Dopo una piacevole serata e una gustosa cena pugliese, scattiamo qualche Foto tutti assieme che Scambieremo tramite “whatsup”.

Rientro in albergo e dopo una rinfrescata mi preparo per riposare. Ma prima vedo cosa c’è in TV. Apro l’App ” guida TV ” e subito dopo decido che non ci sia nulla di interessante. Dopo qualche minuto di zapping il telecomando, decido di riposare. Collego il Cavo di alimentazione,  imposto di nuovo la sveglia  e Avvio l App “orologio notturno” e poggio lo smartphone sul mini piedistallo pieghevole che ho sempre con me durante i viaggi. Avrò l’orologio stile display radiosveglia visibile durante tutta la notte. Mi piace conoscere l’ora durante la notte se mi sveglio :Sono abituato così da tanto tempo.

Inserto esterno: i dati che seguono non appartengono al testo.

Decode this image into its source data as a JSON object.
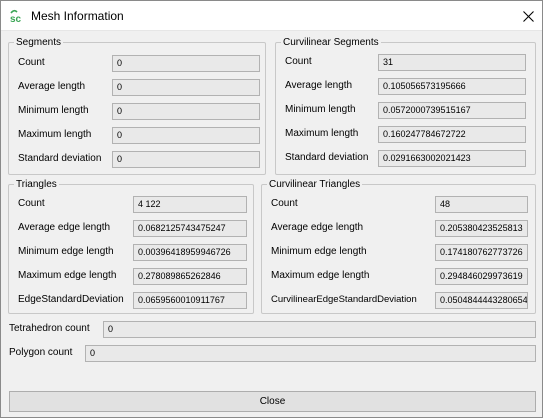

Al mattino dopo la colazione,  mentre aspetto l’amico Ettore nella ingresso dell’albergo, mi metto a  Scansionare alcuni biglietti da visita ricevuti il giorno prima e un paio appunti presi su foglietti  volanti tramite “Evernote”,  il mio archivio sulla nuvola che mi permette di  trovere sempre quel che ho Archiviato. Inoltre   Imposto qualche promemoria per i prossimi giorni.

Faccio una passeggiata sul notevole  lungomare di Bari e poi ritorno con calma verso il centro. Il dispositivo “mifit”  al polso mi segnala con il tipico lampeggio doppio che ho già  raggiunto l’obiettivo di 8000 passi. A fine serata l’App ” health”  mi avviserà che ho superato  il precedente  record di passi: mi dice che la mia attività fisica è durata 216 minuti pari quasi a 21 mila passi. Wow!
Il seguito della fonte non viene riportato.